Un sommet de l’Otan à Varsovie le regard tourné vers Moscou

soldat américainLes pays de l’Alliance atlantique se retrouvent à partir de ce vendredi 8 juillet à Varsovie. Renforcement des capacités de l’Otan à l’Est, exercices et budgets militaires en hausse en Europe occidentale : il y a comme un parfum de guerre froide en Europe depuis quelque temps. L’Otan tire les leçons de l’annexion de la Crimée, en déployant davantage de troupes aux frontières dans les pays « vulnérables », limitrophes de la Russie. Mais l’organisation doit aussi faire en sorte de ne pas envenimer la situation. Parmi les dossiers sensibles, celui du bouclier anti-missile, source de crispations côté russe, et de questionnements côté français.

►Un sommet à Varsovie : tout un symbole

Organiser le sommet dans la capitale polonaise où fut signée en 1955 l’alliance militaire des pays satellites autour de l’Union soviétique est déjà tout un symbole.

L’Est sera au cœur de ce sommet : une présence renforcée de l’Otan dans les pays Baltes, et en Pologne, quatre bataillons d’environ 800 hommes, déployés par rotation, à partir de 2017. Une présence limitée, mais destinée à faire réfléchir tout éventuel agresseur. A commencer par la Russie, menace « potentielle » aux yeux de l’Otan.

L’Alliance concrétisera à Varsovie son concept de force à haut degré de réactivité avec 5 000 hommes déployables en 48 heures. L’objectif est de rendre plus agile une organisation militaire de 28 membres.

L’Otan devrait également réaffirmer son objectif : 2% du produit intérieur brut (PIB) des pays membres consacrés à la défense, sur lesquels 20% devront être investis dans les équipements.

►Bouclier anti-missile et cyberespace

Concernant le bouclier anti-missile en Europe, une capacité initiale sera annoncée à Varsovie. Les premiers intercepteurs sont en place sur la base de Deveselu en Roumanie, mais le circuit de décision précédent un tir reste américain. La France souhaite faire évoluer le contrôle « politique » du bouclier.

Enfin, le cyberespace devient un nouvel espace de bataille couvert par l’alliance, au même titre que l’espace aérien ou maritime ou terrestre. Plutôt que de remettre la sécurité de ces systèmes informatiques à l’Otan, la France plaide pour davantage d’investissements individuels de la part des pays membres.

►Entre la Russie et l’Otan, une véritable « montée des tensions »

La chancelière allemande a devant le Bundestag, le Parlement allemand, défendu la décision de l’organisation de renforcer sa présence en Europe de l’Est en raison de la perte de confiance dans les pays concernés dans leur voisin russe, due au rôle joué par Moscou dans la crise ukrainienne.

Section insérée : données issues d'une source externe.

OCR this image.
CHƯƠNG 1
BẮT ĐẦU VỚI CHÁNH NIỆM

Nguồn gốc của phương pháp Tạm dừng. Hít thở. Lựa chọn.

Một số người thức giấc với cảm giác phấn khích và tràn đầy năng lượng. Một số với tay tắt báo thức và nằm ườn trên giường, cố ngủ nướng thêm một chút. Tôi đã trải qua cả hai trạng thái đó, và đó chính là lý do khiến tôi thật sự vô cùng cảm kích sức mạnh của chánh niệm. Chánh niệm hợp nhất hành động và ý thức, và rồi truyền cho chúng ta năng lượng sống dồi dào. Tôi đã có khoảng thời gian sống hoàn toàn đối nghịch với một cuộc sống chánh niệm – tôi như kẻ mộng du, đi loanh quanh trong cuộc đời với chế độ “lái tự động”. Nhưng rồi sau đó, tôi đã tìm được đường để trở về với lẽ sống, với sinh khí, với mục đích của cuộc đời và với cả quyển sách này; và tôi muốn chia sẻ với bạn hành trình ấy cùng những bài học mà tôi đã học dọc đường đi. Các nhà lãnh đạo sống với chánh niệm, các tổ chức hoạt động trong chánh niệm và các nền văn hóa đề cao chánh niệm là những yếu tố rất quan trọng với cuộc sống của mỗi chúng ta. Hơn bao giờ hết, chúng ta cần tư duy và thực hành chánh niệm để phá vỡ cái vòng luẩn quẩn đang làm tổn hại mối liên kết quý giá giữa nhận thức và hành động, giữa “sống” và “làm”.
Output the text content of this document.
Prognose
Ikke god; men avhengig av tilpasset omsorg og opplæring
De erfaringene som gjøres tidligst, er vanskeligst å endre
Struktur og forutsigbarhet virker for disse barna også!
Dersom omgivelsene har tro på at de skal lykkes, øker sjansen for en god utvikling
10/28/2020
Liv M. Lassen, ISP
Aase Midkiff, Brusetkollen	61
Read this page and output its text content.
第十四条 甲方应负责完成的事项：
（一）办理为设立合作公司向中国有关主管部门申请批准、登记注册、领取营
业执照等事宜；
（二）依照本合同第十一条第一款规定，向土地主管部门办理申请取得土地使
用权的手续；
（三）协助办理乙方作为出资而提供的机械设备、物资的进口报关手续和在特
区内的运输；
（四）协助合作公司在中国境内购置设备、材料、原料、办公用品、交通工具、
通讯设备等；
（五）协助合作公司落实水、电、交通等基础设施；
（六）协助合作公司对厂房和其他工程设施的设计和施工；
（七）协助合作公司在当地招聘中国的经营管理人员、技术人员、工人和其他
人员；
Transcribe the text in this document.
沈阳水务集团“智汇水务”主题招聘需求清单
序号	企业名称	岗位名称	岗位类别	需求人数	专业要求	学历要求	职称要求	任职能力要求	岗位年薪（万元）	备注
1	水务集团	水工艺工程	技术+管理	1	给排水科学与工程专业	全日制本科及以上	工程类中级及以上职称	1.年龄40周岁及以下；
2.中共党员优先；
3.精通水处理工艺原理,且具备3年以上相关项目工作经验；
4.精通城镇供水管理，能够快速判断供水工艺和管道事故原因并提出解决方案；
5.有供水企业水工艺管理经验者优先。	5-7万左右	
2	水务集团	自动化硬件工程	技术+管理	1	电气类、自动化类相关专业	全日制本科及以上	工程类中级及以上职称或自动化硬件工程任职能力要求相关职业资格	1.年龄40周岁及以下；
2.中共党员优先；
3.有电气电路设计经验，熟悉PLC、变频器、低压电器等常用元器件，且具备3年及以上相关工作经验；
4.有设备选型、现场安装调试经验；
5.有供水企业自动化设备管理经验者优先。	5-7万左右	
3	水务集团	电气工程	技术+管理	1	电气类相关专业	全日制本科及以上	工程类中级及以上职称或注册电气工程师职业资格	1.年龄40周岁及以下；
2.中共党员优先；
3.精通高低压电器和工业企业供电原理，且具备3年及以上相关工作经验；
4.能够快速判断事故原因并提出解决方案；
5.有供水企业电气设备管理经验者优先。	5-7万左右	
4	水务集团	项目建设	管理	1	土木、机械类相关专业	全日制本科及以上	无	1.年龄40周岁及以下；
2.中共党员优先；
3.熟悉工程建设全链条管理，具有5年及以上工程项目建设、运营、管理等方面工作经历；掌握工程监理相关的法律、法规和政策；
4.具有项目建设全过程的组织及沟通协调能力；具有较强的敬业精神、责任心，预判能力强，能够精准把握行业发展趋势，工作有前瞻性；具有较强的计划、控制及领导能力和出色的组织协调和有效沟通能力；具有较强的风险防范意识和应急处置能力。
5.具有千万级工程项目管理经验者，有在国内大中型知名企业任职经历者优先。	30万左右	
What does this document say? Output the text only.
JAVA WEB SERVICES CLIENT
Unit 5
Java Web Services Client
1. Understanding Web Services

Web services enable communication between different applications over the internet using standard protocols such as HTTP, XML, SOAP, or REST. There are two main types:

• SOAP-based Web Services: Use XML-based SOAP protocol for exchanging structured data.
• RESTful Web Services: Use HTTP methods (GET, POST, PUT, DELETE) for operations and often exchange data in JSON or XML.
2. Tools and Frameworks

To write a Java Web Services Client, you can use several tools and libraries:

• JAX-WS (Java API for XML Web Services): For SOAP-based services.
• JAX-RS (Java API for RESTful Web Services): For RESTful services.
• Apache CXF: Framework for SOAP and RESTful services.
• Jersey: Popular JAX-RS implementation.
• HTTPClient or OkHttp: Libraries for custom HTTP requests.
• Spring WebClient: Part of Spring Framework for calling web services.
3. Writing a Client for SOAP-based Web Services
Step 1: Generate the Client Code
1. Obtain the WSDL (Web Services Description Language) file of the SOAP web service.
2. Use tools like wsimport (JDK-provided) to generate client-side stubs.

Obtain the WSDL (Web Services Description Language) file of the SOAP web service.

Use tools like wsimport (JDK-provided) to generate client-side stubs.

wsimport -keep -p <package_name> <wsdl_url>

« La rencontre des chefs d’Etat et de gouvernement à Varsovie s’inscrit dans une période marquée par une modification sensible de la situation en Europe et aux marges de l’Europe en matière de sécurité. Le rôle de la Russie dans la crise ukrainienne a profondément ébranlé nos alliés à l’Est. Lorsque la prévalence du droit et l’inviolabilité des frontières sont remises en cause par des mots et des actes, alors la confiance recule. Nos alliés sont en droit de bénéficier du soutien de l’Otan. Ces déploiements de forces supplémentaires sont purement défensifs ; ils ne sont pas dirigés contre la Russie et ne remettent pas en cause l’équilibre stratégique entre l’Otan et la Russie. Notre main reste tendue en faveur d’une plus grande transparence et du dialogue avec Moscou », a déclaré Angela Merkel devant le Bundestag.

►Entre la Russie et l’Otan, une véritable « montée des tensions »

Maria Lipman, rédactrice en chef du magazine Counterpoint, édité par l’Institut des recherches russes, européennest asiatiques de l’université George Washington, évoque les tensions actuelles entre la Russie et l’Otan et affirme que l’on est « au stade de la confrontation ».

« Si on examine la situation actuelle et la période du printemps 2014, avec l’annexion de la Crimée, on peut parler de confrontation et de l’impossibilité de trouver un accord. La dernière tentative de discussion entre la Russie et l’Otan en avril a échoué complètement et les parties ont reconnu qu’elles n’arrivaient pas du tout à s’entendre. Depuis, les incidents dangereux se multiplient, comme quand des avions russes se rapprochent dangereusement des navires de guerre américains. Il y aussi l’augmentation des capacités militaires, d’une part en Europe de l’Est, et d’autre part sur le territoire russe, à l’ouest de la Russie. On constate une espèce de confrontation, pas à proprement parler militaire, mais une véritable montée des tensions », affirme Maria Lipman.